Talvez acrescente ainda algum preconceito, mais expressivo numa certa direita (que
não a minha), que entende que a cultura, como qualquer outra indústria, se deve
cumprir à luz das regras do mercado.
Eu gostaria que a discussão se pudesse fazer
num clima de civilidade democrática, sem chavões e com racionalidade. Mas não
creio que haja essa disponibilidade.
De todo o modo, sempre valerá a pena deixar
dito (é o mínimo) que há determinadas expressões culturais, ou porque não são economicamente
sustentáveis ou porque não existem, que devem ser apoiadas e fomentadas pelo
Estado.
Não reconhecer a importância das diferentes formas
de expressão cultural (a dança, a música, o teatro, etc), a indispensabilidade
de uma rede de teatros nacionais e municipais, de Museus Nacionais e
Municipais, de uma Casa da Música ou de uma Fundação de Serralves (para
recorrer a exemplos que conheço bem), seria quase como negar que o mundo é
redondo. E não reconhecer que é importante «deselitizar» o acesso à cultura é –
isso mesmo – elitista (tristemente elitista).
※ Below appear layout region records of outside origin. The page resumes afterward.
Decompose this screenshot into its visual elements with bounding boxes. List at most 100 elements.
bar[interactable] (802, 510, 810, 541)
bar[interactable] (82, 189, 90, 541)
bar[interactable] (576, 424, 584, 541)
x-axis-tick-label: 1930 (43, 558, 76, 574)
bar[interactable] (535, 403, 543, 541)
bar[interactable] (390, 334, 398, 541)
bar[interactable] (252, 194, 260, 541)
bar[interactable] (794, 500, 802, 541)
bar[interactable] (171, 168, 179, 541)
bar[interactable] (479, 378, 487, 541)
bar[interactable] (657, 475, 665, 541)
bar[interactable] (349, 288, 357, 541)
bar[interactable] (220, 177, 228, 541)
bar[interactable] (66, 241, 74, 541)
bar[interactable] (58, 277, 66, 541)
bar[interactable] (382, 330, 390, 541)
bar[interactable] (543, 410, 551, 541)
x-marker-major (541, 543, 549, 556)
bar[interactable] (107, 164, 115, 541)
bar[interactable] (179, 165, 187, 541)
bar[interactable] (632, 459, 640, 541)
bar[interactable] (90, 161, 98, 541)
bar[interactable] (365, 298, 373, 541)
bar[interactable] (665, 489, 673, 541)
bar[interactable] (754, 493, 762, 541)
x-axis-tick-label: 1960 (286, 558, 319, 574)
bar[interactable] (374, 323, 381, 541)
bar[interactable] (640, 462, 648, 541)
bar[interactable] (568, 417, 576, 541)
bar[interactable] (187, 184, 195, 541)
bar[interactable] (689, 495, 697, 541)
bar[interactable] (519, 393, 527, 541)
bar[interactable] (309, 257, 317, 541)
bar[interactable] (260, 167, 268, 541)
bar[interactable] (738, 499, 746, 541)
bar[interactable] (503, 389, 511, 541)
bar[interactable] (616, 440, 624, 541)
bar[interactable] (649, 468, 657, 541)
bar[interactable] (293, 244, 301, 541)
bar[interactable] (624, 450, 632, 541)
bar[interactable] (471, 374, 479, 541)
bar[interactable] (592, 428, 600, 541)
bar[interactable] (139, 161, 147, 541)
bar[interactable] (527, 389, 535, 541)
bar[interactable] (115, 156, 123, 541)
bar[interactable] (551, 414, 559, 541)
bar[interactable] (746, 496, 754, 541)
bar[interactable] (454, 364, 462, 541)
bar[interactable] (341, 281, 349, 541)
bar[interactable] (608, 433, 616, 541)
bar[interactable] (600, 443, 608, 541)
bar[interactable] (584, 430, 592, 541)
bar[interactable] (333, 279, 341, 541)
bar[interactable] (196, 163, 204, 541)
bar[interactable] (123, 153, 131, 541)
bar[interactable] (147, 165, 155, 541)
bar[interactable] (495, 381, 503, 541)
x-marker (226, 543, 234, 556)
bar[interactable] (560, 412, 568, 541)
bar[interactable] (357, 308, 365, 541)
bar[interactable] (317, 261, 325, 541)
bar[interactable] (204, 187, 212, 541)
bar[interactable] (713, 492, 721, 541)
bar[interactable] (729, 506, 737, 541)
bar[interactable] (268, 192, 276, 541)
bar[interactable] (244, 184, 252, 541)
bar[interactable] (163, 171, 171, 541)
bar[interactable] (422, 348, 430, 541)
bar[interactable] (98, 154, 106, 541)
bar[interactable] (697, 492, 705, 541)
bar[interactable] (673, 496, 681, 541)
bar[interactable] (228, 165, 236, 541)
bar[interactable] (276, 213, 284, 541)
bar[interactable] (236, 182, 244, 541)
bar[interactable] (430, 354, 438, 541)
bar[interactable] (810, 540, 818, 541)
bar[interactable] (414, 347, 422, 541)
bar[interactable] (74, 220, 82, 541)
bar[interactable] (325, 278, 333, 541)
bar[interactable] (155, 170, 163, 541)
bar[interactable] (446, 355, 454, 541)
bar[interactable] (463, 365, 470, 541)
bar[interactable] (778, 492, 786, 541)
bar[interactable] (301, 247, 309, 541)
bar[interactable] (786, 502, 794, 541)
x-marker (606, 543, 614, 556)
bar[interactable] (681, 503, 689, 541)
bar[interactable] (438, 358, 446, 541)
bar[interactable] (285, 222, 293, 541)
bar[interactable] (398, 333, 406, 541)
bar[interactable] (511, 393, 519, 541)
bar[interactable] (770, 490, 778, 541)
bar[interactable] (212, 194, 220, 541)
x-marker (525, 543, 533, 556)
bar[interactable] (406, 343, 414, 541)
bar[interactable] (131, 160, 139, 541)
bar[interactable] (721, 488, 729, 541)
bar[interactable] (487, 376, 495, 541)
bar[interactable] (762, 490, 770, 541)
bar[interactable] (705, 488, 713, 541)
Não tem a ver com o querer ser (ou parecer)
cosmopolita. Se quiserem uma fundamentação política (que tem vingado no Porto) tem
a ver com a ideia de que a cultura é também um importantíssimo instrumento de
coesão social. E nem sequer entro com argumentos de identidade, de formação, de
exigência.
Eu, por mim, passava à frente da discussão
sobre a bondade da promoção e do financiamento público à cultura. Ela é óbvia.
A polémica destes dias à volta dos subsídios ou
apoios plurianuais suscita-me um outro tema. Um tema gasto, cansativo e permanente.
Não devia ser assim, mas é sempre assim.
O Lisboacentrismo é doentio, mina a confiança
do país no Estado, e põe permanente e criminosamente em causa a coesão
territorial. Não falo do Porto (para que não pensem o também cansativo «lá vêm
os tipos do Porto com o queixume»). Falo do país. Do Algarve ao Minho, do
litoral ao interior. A distribuição dos apoios anunciados não é distribuição
nenhuma. Onde devia estar distribuição está concentração. E no sítio do costume.
Independentemente dos critérios de atribuição em concreto (àquele ou a outro
projecto, àquela ou a outra companhia de teatro, àquele ou a outro festival) o
critério territorial é inaceitável.
Se há fenómeno que urge não
apoiar (mesmo!) é este que nos sufoca e que dá pelo nome de cultura centralista.